云換れば、ランボオの洞見したものは、結局「生の原型」といふべきもので、謂はば凡ゆる風俗凡ゆる習慣以前の生の原理であり、それを一度洞見した以上、忘れられもしないが又表現することも出来ない、恰(あたか)も在るには在るが行き道の分らなくなつた宝島の如きものである。
もし曲りなりにも行き道があるとすれば、やつとヹルレーヌ風の楽天主義があるくらゐのもので、つまりランボオの夢を、謂はばランボオよりもうんと無頓着に夢みる道なのだが、勿論、それにしてもその夢は容れられはしない。唯ヹルレーヌには、謂はば夢みる生活が始まるのだが、ランボオでは、夢は夢であつて遂に生活とは甚だ別個のことでしかなかつた。

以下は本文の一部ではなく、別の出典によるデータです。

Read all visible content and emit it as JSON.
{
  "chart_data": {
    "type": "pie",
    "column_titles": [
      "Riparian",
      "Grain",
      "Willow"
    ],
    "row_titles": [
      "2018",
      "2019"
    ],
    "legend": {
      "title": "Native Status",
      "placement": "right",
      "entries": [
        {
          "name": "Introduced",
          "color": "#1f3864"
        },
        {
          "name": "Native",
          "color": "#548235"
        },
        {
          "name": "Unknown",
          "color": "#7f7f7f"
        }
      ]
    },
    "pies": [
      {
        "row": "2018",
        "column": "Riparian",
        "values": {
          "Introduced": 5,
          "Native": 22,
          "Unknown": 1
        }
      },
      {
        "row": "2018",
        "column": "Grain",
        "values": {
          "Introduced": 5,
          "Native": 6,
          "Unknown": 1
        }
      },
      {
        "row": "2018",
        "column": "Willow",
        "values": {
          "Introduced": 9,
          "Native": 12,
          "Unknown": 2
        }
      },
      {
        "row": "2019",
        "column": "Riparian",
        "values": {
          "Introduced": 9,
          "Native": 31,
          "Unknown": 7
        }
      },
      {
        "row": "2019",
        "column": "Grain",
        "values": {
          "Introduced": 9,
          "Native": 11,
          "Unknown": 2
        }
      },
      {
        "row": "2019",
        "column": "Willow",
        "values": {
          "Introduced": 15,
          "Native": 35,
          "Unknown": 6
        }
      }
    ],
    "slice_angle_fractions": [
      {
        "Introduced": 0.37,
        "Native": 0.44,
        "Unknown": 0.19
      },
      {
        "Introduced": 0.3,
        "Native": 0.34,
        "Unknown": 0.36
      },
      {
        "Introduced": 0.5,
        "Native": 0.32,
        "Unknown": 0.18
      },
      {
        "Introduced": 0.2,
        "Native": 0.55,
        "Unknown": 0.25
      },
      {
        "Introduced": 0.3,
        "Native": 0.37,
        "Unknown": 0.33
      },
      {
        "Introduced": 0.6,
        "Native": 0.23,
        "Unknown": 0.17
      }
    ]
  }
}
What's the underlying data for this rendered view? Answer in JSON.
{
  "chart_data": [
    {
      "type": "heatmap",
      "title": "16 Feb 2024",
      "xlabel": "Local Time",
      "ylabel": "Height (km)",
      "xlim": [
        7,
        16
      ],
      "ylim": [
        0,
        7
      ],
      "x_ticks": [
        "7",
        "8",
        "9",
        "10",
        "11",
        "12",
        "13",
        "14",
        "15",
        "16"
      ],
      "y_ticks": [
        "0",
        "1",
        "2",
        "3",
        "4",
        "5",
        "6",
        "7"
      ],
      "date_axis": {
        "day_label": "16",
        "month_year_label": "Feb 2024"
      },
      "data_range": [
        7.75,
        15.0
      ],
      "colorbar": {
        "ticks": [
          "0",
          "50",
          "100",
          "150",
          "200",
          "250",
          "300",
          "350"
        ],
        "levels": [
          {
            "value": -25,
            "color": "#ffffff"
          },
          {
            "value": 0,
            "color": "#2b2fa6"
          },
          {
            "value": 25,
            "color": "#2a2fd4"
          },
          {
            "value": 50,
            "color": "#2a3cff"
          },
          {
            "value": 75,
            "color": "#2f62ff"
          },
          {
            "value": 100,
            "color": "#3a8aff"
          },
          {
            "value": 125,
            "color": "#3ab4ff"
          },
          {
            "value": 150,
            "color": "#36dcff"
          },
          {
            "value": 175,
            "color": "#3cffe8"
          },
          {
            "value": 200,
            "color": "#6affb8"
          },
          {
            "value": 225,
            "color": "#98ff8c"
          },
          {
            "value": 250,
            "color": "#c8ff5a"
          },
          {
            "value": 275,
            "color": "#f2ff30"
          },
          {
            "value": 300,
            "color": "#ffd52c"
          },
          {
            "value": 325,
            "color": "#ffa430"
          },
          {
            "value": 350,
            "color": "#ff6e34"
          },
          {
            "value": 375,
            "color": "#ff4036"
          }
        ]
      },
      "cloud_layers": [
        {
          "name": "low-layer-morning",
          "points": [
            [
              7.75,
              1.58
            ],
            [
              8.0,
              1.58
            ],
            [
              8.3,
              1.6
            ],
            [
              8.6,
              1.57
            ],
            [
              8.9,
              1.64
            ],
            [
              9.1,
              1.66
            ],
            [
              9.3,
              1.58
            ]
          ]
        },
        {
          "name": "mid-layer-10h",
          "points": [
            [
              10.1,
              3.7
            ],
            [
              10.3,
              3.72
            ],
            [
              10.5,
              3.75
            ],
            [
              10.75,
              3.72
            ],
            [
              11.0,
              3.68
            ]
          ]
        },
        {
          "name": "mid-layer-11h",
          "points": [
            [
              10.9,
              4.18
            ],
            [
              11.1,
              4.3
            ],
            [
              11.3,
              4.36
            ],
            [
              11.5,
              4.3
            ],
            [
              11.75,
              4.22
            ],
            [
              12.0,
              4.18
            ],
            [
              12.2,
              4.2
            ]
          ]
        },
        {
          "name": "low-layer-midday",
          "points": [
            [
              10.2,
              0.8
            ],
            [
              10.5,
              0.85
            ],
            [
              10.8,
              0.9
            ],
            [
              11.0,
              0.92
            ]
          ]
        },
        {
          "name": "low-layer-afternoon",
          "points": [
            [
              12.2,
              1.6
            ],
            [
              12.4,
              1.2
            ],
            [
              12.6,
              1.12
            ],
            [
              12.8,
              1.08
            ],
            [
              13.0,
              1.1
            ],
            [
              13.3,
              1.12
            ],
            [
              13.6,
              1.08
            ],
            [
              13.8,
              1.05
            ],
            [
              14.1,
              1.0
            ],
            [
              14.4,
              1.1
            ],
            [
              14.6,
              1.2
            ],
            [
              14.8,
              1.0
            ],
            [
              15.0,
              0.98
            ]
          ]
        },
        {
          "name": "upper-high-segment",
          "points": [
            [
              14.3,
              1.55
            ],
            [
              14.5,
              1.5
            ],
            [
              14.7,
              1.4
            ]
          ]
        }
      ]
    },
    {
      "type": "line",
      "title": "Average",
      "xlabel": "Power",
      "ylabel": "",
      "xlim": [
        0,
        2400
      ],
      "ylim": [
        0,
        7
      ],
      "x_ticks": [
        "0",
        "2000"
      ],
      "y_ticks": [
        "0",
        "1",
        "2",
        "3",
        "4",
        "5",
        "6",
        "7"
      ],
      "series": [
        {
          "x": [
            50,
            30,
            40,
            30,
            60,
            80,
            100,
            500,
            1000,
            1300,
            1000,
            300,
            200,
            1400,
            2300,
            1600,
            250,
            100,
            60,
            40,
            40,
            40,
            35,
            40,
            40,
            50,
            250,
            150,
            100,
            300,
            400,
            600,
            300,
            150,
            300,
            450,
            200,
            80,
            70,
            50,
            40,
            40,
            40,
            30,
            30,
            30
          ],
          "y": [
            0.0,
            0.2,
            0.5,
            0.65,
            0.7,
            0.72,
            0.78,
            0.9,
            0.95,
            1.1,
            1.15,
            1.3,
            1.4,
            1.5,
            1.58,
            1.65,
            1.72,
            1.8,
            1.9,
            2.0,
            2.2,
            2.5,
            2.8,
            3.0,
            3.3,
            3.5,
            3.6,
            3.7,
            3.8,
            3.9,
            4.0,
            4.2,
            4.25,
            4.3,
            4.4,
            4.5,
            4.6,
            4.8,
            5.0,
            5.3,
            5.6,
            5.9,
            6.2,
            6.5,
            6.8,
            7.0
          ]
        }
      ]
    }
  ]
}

ランボオの一生が、恐ろしく急テムポな悲劇であつたのも、恐らくかういふ所からである。
★
終りに、訳出のその折々に、教示を乞うた小林秀雄、中島健蔵、今日出海の諸兄に、厚く御礼を申述べておく。
〔昭和十二年八月二十一日〕
(角川書店「新編中原中也全集 第3巻 翻訳 本文篇」より)
※ルビは( )内に示しました。編者。